Una crítica clave es que el libro intenta abarcar un tema extenso y complejo —cómo las historias moldean la cognición y la cultura humanas— sin abordar completamente la profundidad de la investigación académica sobre el tema. Si bien Storr recurre a estudios científicos para respaldar sus afirmaciones, algunos críticos argumentan que cita selectivamente investigaciones que se ajustan a su narrativa, mientras pasa por alto estudios que podrían ofrecer hallazgos contradictorios. Esto podría llevar a una simplificación excesiva de teorías científicas complejas, potencialmente llevando a los lectores a comprensiones incompletas o sesgadas de la ciencia detrás de la narración.

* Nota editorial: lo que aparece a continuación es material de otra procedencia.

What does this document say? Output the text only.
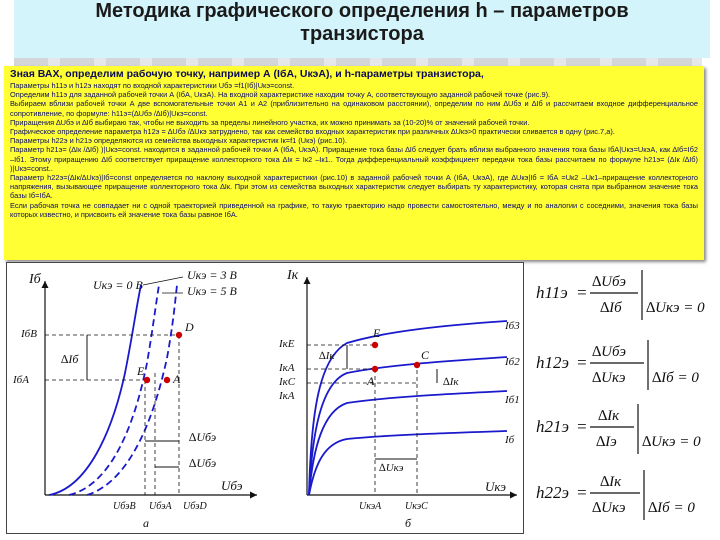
Методика графического определения h – параметров
транзистора
Зная ВАХ, определим рабочую точку, например А (IбА, UкэА), и h-параметры транзистора,

Параметры h11э и h12э находят по входной характеристики Uбэ =f1(Iб)|Uкэ=const.

Определим h11э для заданной рабочей точки А (IбА, UкэА). На входной характеристике находим точку А, соответствующую заданной рабочей точке (рис.9).

Выбираем вблизи рабочей точки А две вспомогательные точки А1 и А2 (приблизительно на одинаковом расстоянии), определим по ним ∆Uбэ и ∆Iб и рассчитаем входное дифференциальное сопротивление, по формуле: h11э=(∆Uбэ /∆Iб)|Uкэ=const.

Приращения ∆Uбэ и ∆Iб выбираю так, чтобы не выходить за пределы линейного участка, их можно принимать за (10-20)% от значений рабочей точки.

Графическое определение параметра h12э = ∆Uбэ /∆Uкэ затруднено, так как семейство входных характеристик при различных ∆Uкэ>0 практически сливается в одну (рис.7,а).

Параметры h22э и h21э определяются из семейства выходных характеристик Iк=f1 (Uкэ) (рис.10).

Параметр h21э= (∆Iк /∆Iб) )|Uкэ=const. находится в заданной рабочей точки А (IбА, UкэА). Приращение тока базы ∆Iб следует брать вблизи выбранного значения тока базы IбА|Uкэ=UкэА, как ∆Iб=Iб2 –Iб1. Этому приращению ∆Iб соответствует приращение коллекторного тока ∆Iк = Iк2 –Iк1.. Тогда дифференциальный коэффициент передачи тока базы рассчитаем по формуле h21э= (∆Iк /∆Iб) )|Uкэ=const..

Параметр h22э=(∆Iк/∆Uкэ)|Iб=const определяется по наклону выходной характеристики (рис.10) в заданной рабочей точки А (IбА, UкэА), где ∆Uкэ|Iб = IбА =Uк2 –Uк1–приращение коллекторного напряжения, вызывающее приращение коллекторного тока ∆Iк. При этом из семейства выходных характеристик следует выбирать ту характеристику, которая снята при выбранном значение тока базы Iб=IбА.

Если рабочая точка не совпадает ни с одной траекторией приведенной на графике, то такую траекторию надо провести самостоятельно, между и по аналогии с соседними, значения тока базы которых известно, и присвоить ей значение тока базы равное IбА.

Iб
Uбэ
Uкэ = 0 В
Uкэ = 3 В
Uкэ = 5 В
∆Iб
IбB
IбA
D
E
A
∆Uбэ
∆Uбэ
UбэB UбэA UбэD
а
Iк
Uкэ
Iб3
Iб2
Iб1
Iб
IкE
IкA
IкC
IкA
∆Iк
∆Iк
E
A
C
∆Uкэ
UкэA UкэC
б
h11э =
∆Uбэ
∆Iб ∆Uкэ = 0
h12э =
∆Uбэ
∆Uкэ ∆Iб = 0
h21э =
∆Iк
∆Iэ ∆Uкэ = 0
h22э =
∆Iк
∆Uкэ ∆Iб = 0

Otra crítica involucra la naturaleza subjetiva de la narración y la dificultad de cuantificar científicamente sus efectos. Aunque Storr destaca de manera efectiva el papel evolutivo que la narración podría desempeñar en la sociedad humana, los críticos señalan que gran parte de lo que hace impactante a la narración es inherentemente subjetivo y dependiente del contexto. Esto plantea un desafío para cualquier intento de crear un marco científico de talla única para entender la narración. El libro puede, en ocasiones, sugerir implícitamente una universalidad de las estructuras narrativas que no tiene en cuenta la diversidad cultural, social e individual en las tradiciones narrativas.
Además, hay algunas críticas respecto a la aplicación de principios científicos al arte de contar historias. Aunque el libro ofrece una variedad de consejos prácticos para escritores y narradores, los críticos cuestionan si el arte de la narración realmente se beneficia de un enfoque cuasi-científico. Algunos argumentan que, al intentar destilar la narración en una serie de principios psicológicos, el libro corre el riesgo de reducir un proceso inherentemente creativo y fluido a un conjunto de pautas rígidas. Esto puede no resonar con todos los lectores, particularmente aquellos de orígenes más artísticos o intuitivos, quienes podrían sentir que la narración rechaza las restricciones formulaicas y prospera en la espontaneidad y el matiz emocional.
Finalmente, aunque el trabajo de Storr es accesible y cautivador, algunos críticos académicos sugieren que el libro podría simplificar en exceso ciertas ideas complejas para atraer a un público más amplio. Al hacerlo, puede reforzar inadvertidamente creencias populares pero inexactas sobre la psicología humana y la narración. Esto resalta una tensión inherente al escribir sobre ciencia para un público laico: equilibrar precisión y profundidad con participación y accesibilidad. No obstante, a pesar de sus críticas, The Science of Storytelling sigue siendo una lectura provocadora que fomenta la reflexión sobre por qué las historias nos importan a un nivel humano fundamental.